Aangezien onder de stad het Heilige Jeruzalem de Nieuwe Kerk van de Heer ten aanzien van de leer wordt verstaan, wordt onder haar muur niet iets anders verstaan dan het Woord in de zin van de letter, waar vanuit de leer is; die zin immers beschermt de geestelijke zin, die van binnen schuilt, zoals een muur de stad en haar bewoners; dat de zin van de letter de basis, de samenhouder en het firmament van die geestelijke zin is, zie het werk ‘de Leer van het Nieuwe Jeruzalem aangaande de Gewijde Schrift’, nrs. 27-36; en dat die zin de bewaking is opdat de innerlijke Goddelijke Ware dingen, die van de geestelijke zin ervan zijn, niet worden gekwetst, nr. 97; en verder dat de leer van de Kerk moet worden geput vanuit de zin van de letter van het Woord en door die moet worden bevestigd, nrs. 50-61.

Gezegd wordt een grote en hoge muur, omdat het Woord wordt verstaan ten aanzien van het Goddelijk Goede en het Goddelijk Ware; van groot immers wordt gesproken met betrekking tot het goede en van hoog met betrekking tot het ware, zoals eerder in nr. 896.

Met de muur wordt dat aangeduid wat beschermt en waar over de Kerk wordt gehandeld wordt het Woord in de zin van de letter aangeduid ook in de volgende plaatsen:

‘Op uw muren, o Jeruzalem, heb Ik wachters aangesteld, dag en nacht zullen zij niet zwijgen, gedenkende Jehovah’, (Jesaja 62:6).

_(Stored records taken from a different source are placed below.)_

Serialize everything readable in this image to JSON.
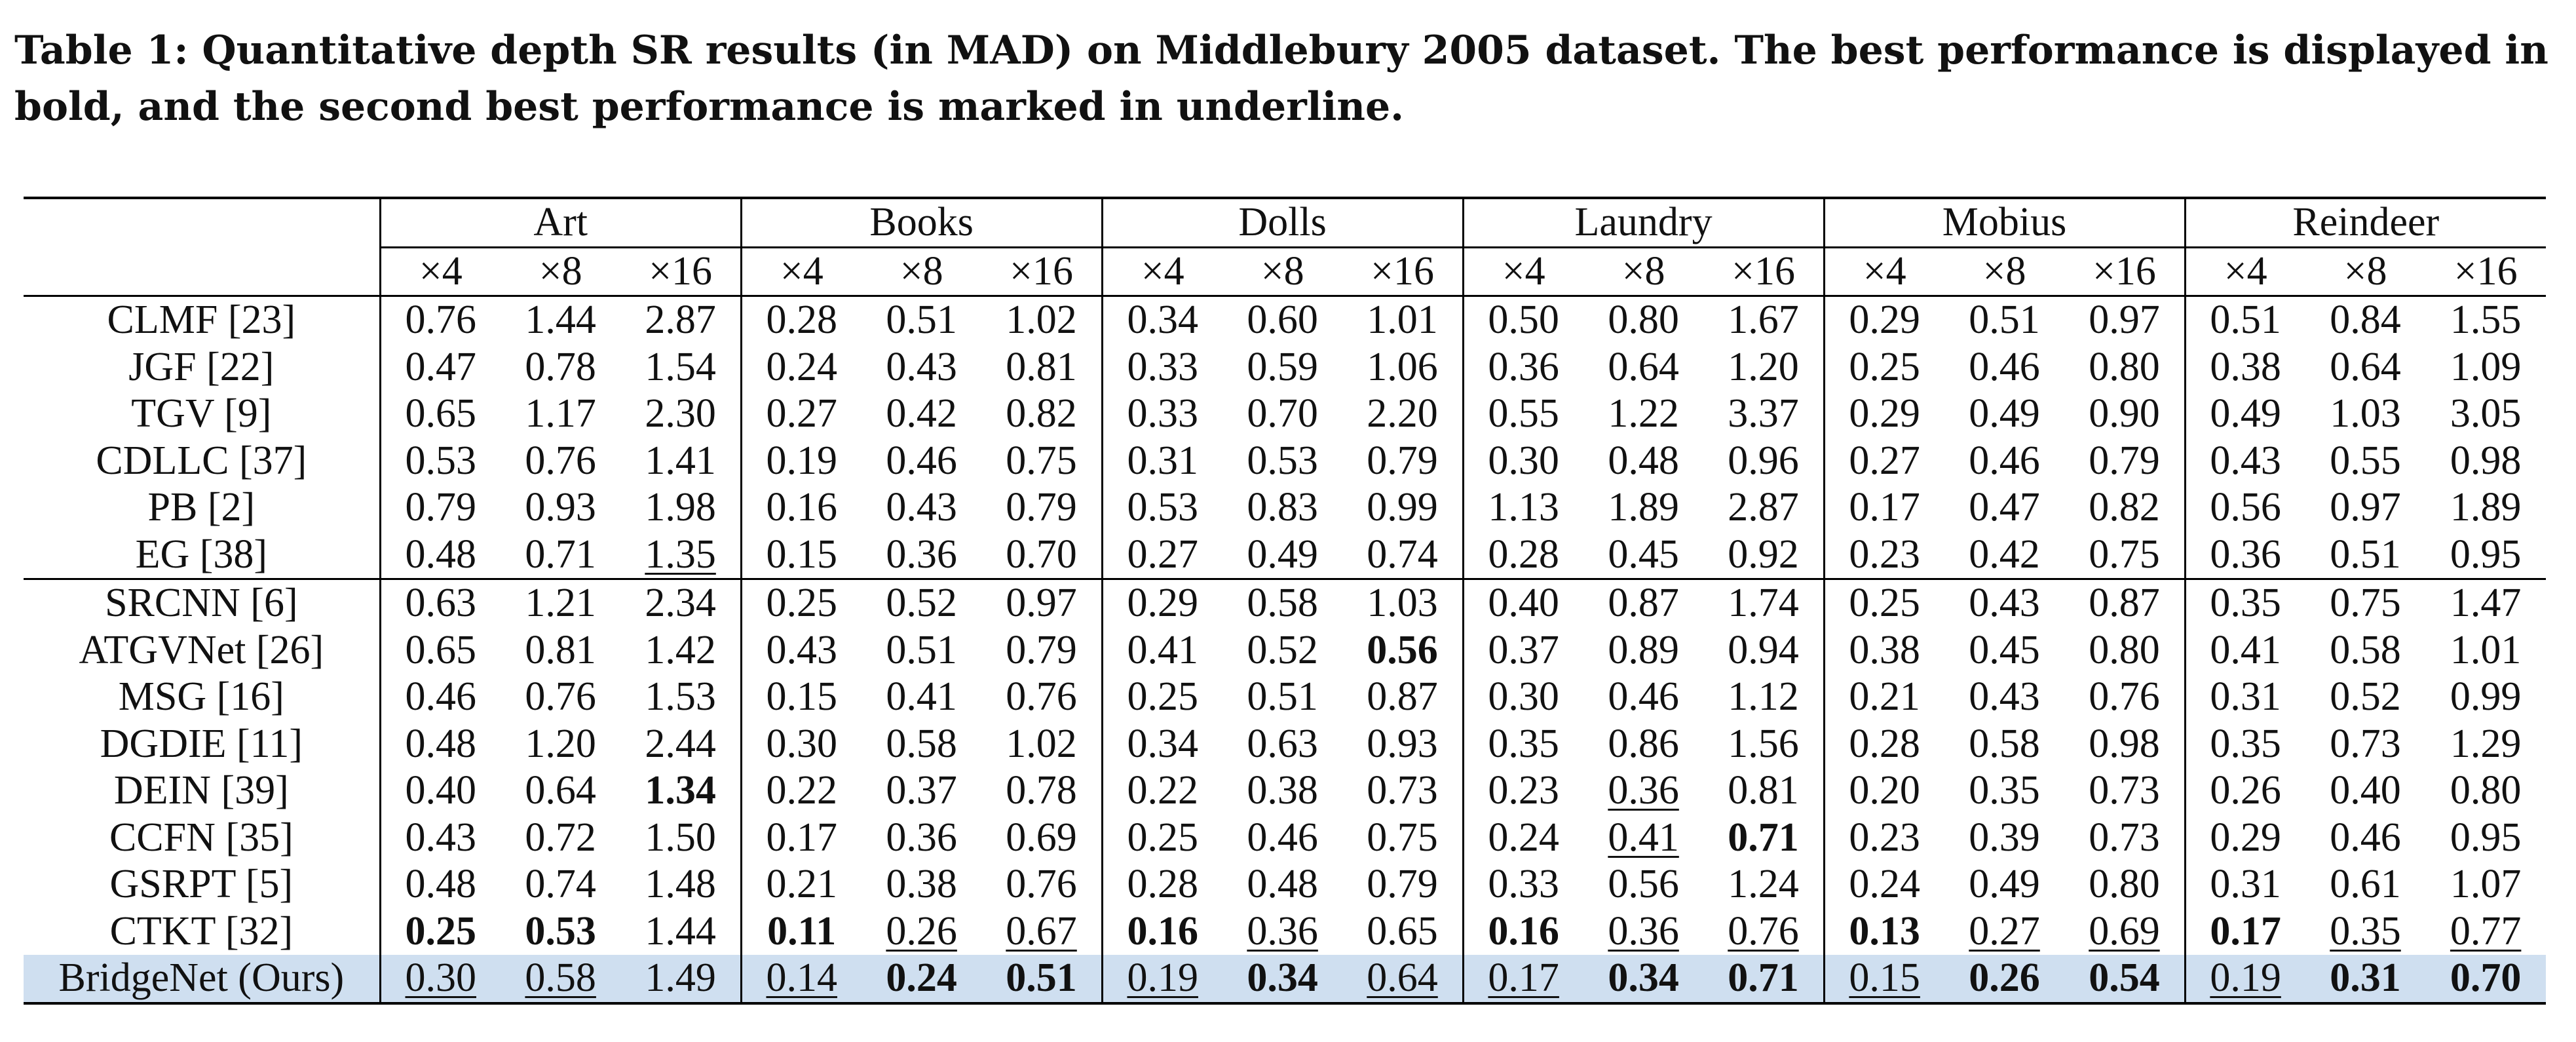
{
  "caption": "Table 1: Quantitative depth SR results (in MAD) on Middlebury 2005 dataset. The best performance is displayed in bold, and the second best performance is marked in underline.",
  "datasets": [
    "Art",
    "Books",
    "Dolls",
    "Laundry",
    "Mobius",
    "Reindeer"
  ],
  "scales": [
    "×4",
    "×8",
    "×16"
  ],
  "groups": [
    {
      "rows": [
        {
          "method": "CLMF [23]",
          "values": [
            "0.76",
            "1.44",
            "2.87",
            "0.28",
            "0.51",
            "1.02",
            "0.34",
            "0.60",
            "1.01",
            "0.50",
            "0.80",
            "1.67",
            "0.29",
            "0.51",
            "0.97",
            "0.51",
            "0.84",
            "1.55"
          ],
          "marks": []
        },
        {
          "method": "JGF [22]",
          "values": [
            "0.47",
            "0.78",
            "1.54",
            "0.24",
            "0.43",
            "0.81",
            "0.33",
            "0.59",
            "1.06",
            "0.36",
            "0.64",
            "1.20",
            "0.25",
            "0.46",
            "0.80",
            "0.38",
            "0.64",
            "1.09"
          ],
          "marks": []
        },
        {
          "method": "TGV [9]",
          "values": [
            "0.65",
            "1.17",
            "2.30",
            "0.27",
            "0.42",
            "0.82",
            "0.33",
            "0.70",
            "2.20",
            "0.55",
            "1.22",
            "3.37",
            "0.29",
            "0.49",
            "0.90",
            "0.49",
            "1.03",
            "3.05"
          ],
          "marks": []
        },
        {
          "method": "CDLLC [37]",
          "values": [
            "0.53",
            "0.76",
            "1.41",
            "0.19",
            "0.46",
            "0.75",
            "0.31",
            "0.53",
            "0.79",
            "0.30",
            "0.48",
            "0.96",
            "0.27",
            "0.46",
            "0.79",
            "0.43",
            "0.55",
            "0.98"
          ],
          "marks": []
        },
        {
          "method": "PB [2]",
          "values": [
            "0.79",
            "0.93",
            "1.98",
            "0.16",
            "0.43",
            "0.79",
            "0.53",
            "0.83",
            "0.99",
            "1.13",
            "1.89",
            "2.87",
            "0.17",
            "0.47",
            "0.82",
            "0.56",
            "0.97",
            "1.89"
          ],
          "marks": []
        },
        {
          "method": "EG [38]",
          "values": [
            "0.48",
            "0.71",
            "1.35",
            "0.15",
            "0.36",
            "0.70",
            "0.27",
            "0.49",
            "0.74",
            "0.28",
            "0.45",
            "0.92",
            "0.23",
            "0.42",
            "0.75",
            "0.36",
            "0.51",
            "0.95"
          ],
          "marks": [
            "",
            "",
            "u",
            "",
            "",
            "",
            "",
            "",
            "",
            "",
            "",
            "",
            "",
            "",
            "",
            "",
            "",
            ""
          ]
        }
      ]
    },
    {
      "rows": [
        {
          "method": "SRCNN [6]",
          "values": [
            "0.63",
            "1.21",
            "2.34",
            "0.25",
            "0.52",
            "0.97",
            "0.29",
            "0.58",
            "1.03",
            "0.40",
            "0.87",
            "1.74",
            "0.25",
            "0.43",
            "0.87",
            "0.35",
            "0.75",
            "1.47"
          ],
          "marks": []
        },
        {
          "method": "ATGVNet [26]",
          "values": [
            "0.65",
            "0.81",
            "1.42",
            "0.43",
            "0.51",
            "0.79",
            "0.41",
            "0.52",
            "0.56",
            "0.37",
            "0.89",
            "0.94",
            "0.38",
            "0.45",
            "0.80",
            "0.41",
            "0.58",
            "1.01"
          ],
          "marks": [
            "",
            "",
            "",
            "",
            "",
            "",
            "",
            "",
            "b",
            "",
            "",
            "",
            "",
            "",
            "",
            "",
            "",
            ""
          ]
        },
        {
          "method": "MSG [16]",
          "values": [
            "0.46",
            "0.76",
            "1.53",
            "0.15",
            "0.41",
            "0.76",
            "0.25",
            "0.51",
            "0.87",
            "0.30",
            "0.46",
            "1.12",
            "0.21",
            "0.43",
            "0.76",
            "0.31",
            "0.52",
            "0.99"
          ],
          "marks": []
        },
        {
          "method": "DGDIE [11]",
          "values": [
            "0.48",
            "1.20",
            "2.44",
            "0.30",
            "0.58",
            "1.02",
            "0.34",
            "0.63",
            "0.93",
            "0.35",
            "0.86",
            "1.56",
            "0.28",
            "0.58",
            "0.98",
            "0.35",
            "0.73",
            "1.29"
          ],
          "marks": []
        },
        {
          "method": "DEIN [39]",
          "values": [
            "0.40",
            "0.64",
            "1.34",
            "0.22",
            "0.37",
            "0.78",
            "0.22",
            "0.38",
            "0.73",
            "0.23",
            "0.36",
            "0.81",
            "0.20",
            "0.35",
            "0.73",
            "0.26",
            "0.40",
            "0.80"
          ],
          "marks": [
            "",
            "",
            "b",
            "",
            "",
            "",
            "",
            "",
            "",
            "",
            "u",
            "",
            "",
            "",
            "",
            "",
            "",
            ""
          ]
        },
        {
          "method": "CCFN [35]",
          "values": [
            "0.43",
            "0.72",
            "1.50",
            "0.17",
            "0.36",
            "0.69",
            "0.25",
            "0.46",
            "0.75",
            "0.24",
            "0.41",
            "0.71",
            "0.23",
            "0.39",
            "0.73",
            "0.29",
            "0.46",
            "0.95"
          ],
          "marks": [
            "",
            "",
            "",
            "",
            "",
            "",
            "",
            "",
            "",
            "",
            "u",
            "b",
            "",
            "",
            "",
            "",
            "",
            ""
          ]
        },
        {
          "method": "GSRPT [5]",
          "values": [
            "0.48",
            "0.74",
            "1.48",
            "0.21",
            "0.38",
            "0.76",
            "0.28",
            "0.48",
            "0.79",
            "0.33",
            "0.56",
            "1.24",
            "0.24",
            "0.49",
            "0.80",
            "0.31",
            "0.61",
            "1.07"
          ],
          "marks": []
        },
        {
          "method": "CTKT [32]",
          "values": [
            "0.25",
            "0.53",
            "1.44",
            "0.11",
            "0.26",
            "0.67",
            "0.16",
            "0.36",
            "0.65",
            "0.16",
            "0.36",
            "0.76",
            "0.13",
            "0.27",
            "0.69",
            "0.17",
            "0.35",
            "0.77"
          ],
          "marks": [
            "b",
            "b",
            "",
            "b",
            "u",
            "u",
            "b",
            "u",
            "",
            "b",
            "u",
            "u",
            "b",
            "u",
            "u",
            "b",
            "u",
            "u"
          ]
        },
        {
          "method": "BridgeNet (Ours)",
          "values": [
            "0.30",
            "0.58",
            "1.49",
            "0.14",
            "0.24",
            "0.51",
            "0.19",
            "0.34",
            "0.64",
            "0.17",
            "0.34",
            "0.71",
            "0.15",
            "0.26",
            "0.54",
            "0.19",
            "0.31",
            "0.70"
          ],
          "marks": [
            "u",
            "u",
            "",
            "u",
            "b",
            "b",
            "u",
            "b",
            "u",
            "u",
            "b",
            "b",
            "u",
            "b",
            "b",
            "u",
            "b",
            "b"
          ]
        }
      ]
    }
  ]
}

‘Zij zullen u noemen de stad van Jehovah, het Zion van de Heilige Israëls en gij zult uw muren heil noemen en uw poorten lof’, (Jesaja 60:14, 18).

‘Jehovah zal zijn tot een muur van vuur rondom en tot heerlijkheid in het midden van haar’, (Zacharia 2:5).

‘De zonen van Arvad op uw muren en de Gammadieten hingen hun schilden op de muren rondom en vervolmaakten uw schoonheid’, (Ezechiël 27:11); deze dingen ten aanzien van Tyrus, waarmee de Kerk ten aanzien van de erkentenissen van het ware vanuit het Woord wordt aangeduid.

‘Loopt om door de straten van Jeruzalem en ziet of er iemand is zoekende de waarheid; klimt op haar muren en werpt neder’, (Jeremia 5:1, 10).

‘Jehovah heeft gedacht te verderven de muur der dochter Zions; Hij deed de voormuur en de muur rouwen, tezamen verkwijnen zij; geen wet en profeten’, (Klaagliederen 2:8, 9).

‘Zij zullen omlopen in de stad, zij zullen op de muur lopen, zij zullen klimmen in de huizen, door de vensters zullen zij binnenkomen’, (Joël 2:9); dit ten aanzien van de vervalsingen van het ware.

‘Overdag en ’s nachts gaan de goddelozen rond in de stad, op haar muren; verdervingen in het midden van haar’, (Psalm 55:11, 12; Jesaja 22:5; 56:5; Jeremia 1:15; Ezechiël 27:11; Klaagliederen 2:7).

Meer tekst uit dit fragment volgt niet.